Unanswered questions

■ How can government accuse the Times of Malta of publishing ‘fake news’ when the story that 200 trees were earmarked for uprooting was based on plans submitted to the planning authority by Transport Malta?

■ If no such plan was ever in the pipeline, as the government is now saying, why were the plans submitted in the first place?

■ In less than a week following the publication of the story, the number of trees to be uprooted has been scaled down from 200 to just three. While this is surely a positive development, why was such a drastic revision only made in the wake of pressure from the media and NGOs?

■ Can we have the latest version of the Central Link Project plans, as by the time of writing these are not on the Planning Authority’s website?

Timeline of events

May 22: Transport Minister Ian Borg announces €55 million Central Link Project in a news conference.

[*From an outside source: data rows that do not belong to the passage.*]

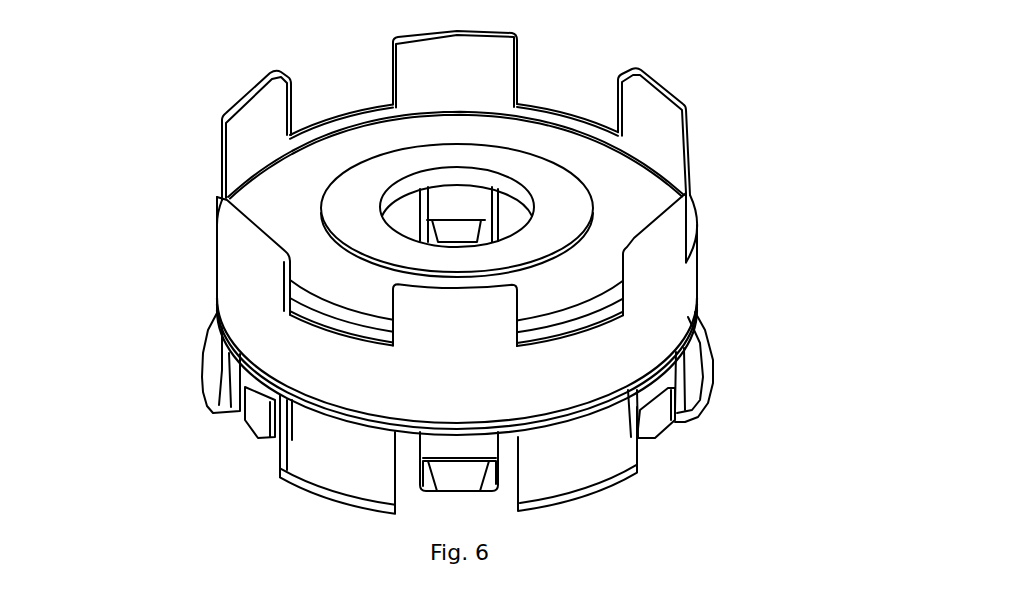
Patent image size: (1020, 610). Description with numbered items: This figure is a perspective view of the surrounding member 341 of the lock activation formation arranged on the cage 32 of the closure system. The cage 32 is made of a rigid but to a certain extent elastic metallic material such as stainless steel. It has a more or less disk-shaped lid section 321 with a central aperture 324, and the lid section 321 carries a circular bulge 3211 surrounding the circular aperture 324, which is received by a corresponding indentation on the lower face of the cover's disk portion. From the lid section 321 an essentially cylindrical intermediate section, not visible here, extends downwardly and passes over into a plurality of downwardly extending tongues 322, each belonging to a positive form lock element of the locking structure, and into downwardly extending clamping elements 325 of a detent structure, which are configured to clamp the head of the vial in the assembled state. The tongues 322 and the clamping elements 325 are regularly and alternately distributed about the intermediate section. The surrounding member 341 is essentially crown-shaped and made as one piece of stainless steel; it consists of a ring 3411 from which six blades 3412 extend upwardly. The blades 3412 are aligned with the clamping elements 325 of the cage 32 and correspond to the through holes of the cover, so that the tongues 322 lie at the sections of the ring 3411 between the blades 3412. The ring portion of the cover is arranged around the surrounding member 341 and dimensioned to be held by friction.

The cage 32 is at (488, 96).
The lid section 321 is at (620, 207).
The circular bulge 3211 is at (360, 196).
The central aperture 324 is at (432, 177).
The surrounding member 341 is at (183, 188).
The ring 3411 is at (687, 297).
The blades 3412 is at (252, 249).
The tongue 322 is at (703, 372).
The clamping elements 325 is at (253, 425).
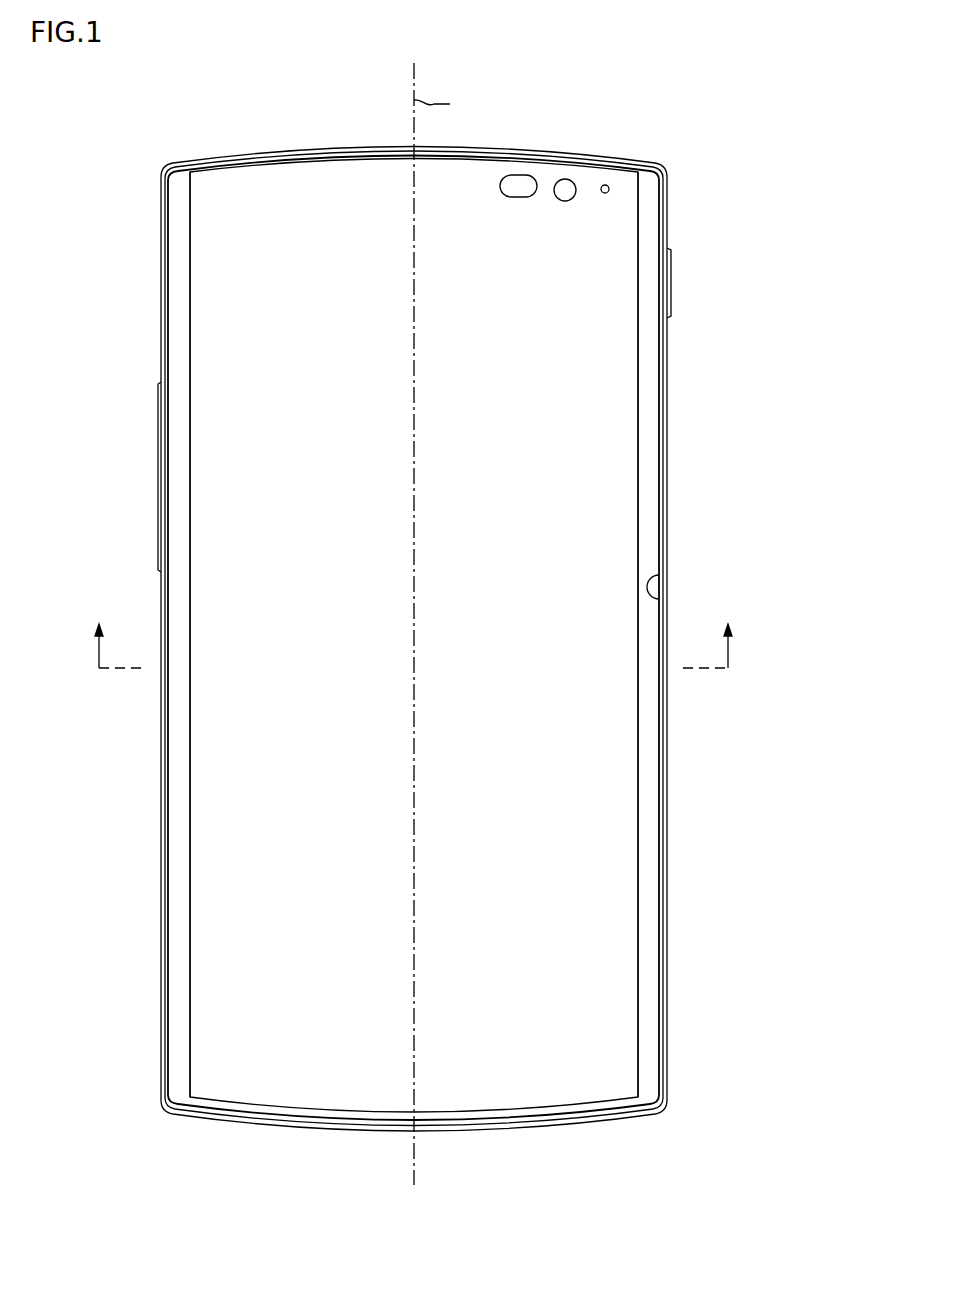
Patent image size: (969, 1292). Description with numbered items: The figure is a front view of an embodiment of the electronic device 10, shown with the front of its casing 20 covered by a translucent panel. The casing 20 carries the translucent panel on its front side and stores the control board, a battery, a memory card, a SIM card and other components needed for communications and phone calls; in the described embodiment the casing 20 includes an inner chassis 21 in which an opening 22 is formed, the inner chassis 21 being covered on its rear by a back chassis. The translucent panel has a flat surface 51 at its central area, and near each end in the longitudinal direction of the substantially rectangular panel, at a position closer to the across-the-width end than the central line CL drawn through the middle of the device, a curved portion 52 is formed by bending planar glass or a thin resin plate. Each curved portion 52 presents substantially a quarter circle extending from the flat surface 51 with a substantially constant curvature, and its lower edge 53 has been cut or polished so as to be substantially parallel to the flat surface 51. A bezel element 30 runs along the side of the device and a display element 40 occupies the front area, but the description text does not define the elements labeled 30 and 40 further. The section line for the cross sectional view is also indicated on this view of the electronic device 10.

The electronic device 10 is at (658, 120).
The casing 20 is at (668, 402).
The inner chassis 21 is at (414, 638).
The opening 22 is at (668, 598).
The bezel frame 30 is at (665, 757).
The display unit 40 is at (541, 515).
The flat surface 51 is at (582, 862).
The curved portion 52 is at (645, 912).
The lower edge 53 is at (756, 832).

June 13: Transport Malta submits five detailed plans of “existing trees to be uprooted” to the Planning Authority. According to these plans, some 200 mature trees would have had to be removed.

June 16: The Times of Malta publishes details of this controversial plan. The ministry issues a categorical denial but at the same time acknowledges that an unquantified number of trees would have to be uprooted. In its reaction it also announces that 212 new ones would be planted.

June 17: The Sunday Times of Malta publishes Transport Malta’s plans highlighting the 200 trees earmarked for uprooting. That same day, Transport Malta submits over 30 new plans including version 2 of “existing trees to be uprooted”.

June 18: An analysis carried out by the Times of Malta shows that version 2 would still result in 60 mature Aleppo pines being uprooted. Furthermore, it quotes biodiversity expert Alfred Baldacchino sating that transplanting them would be pointless as the chances of success would be very small

June 20: Version 3 of the plans is announced by the Transport Ministry, which would result in just 15 trees being uprooted. The plans are not yet available on PA’s website at the time of writing.

June 23: Version 4 of the plans: just three trees affected. Once again these were not available at the time of writing. Transport Minister Ian Borg reportedly brands this controversy a result of “fake news” but declines to substantiate his claim when challenged by this newspaper.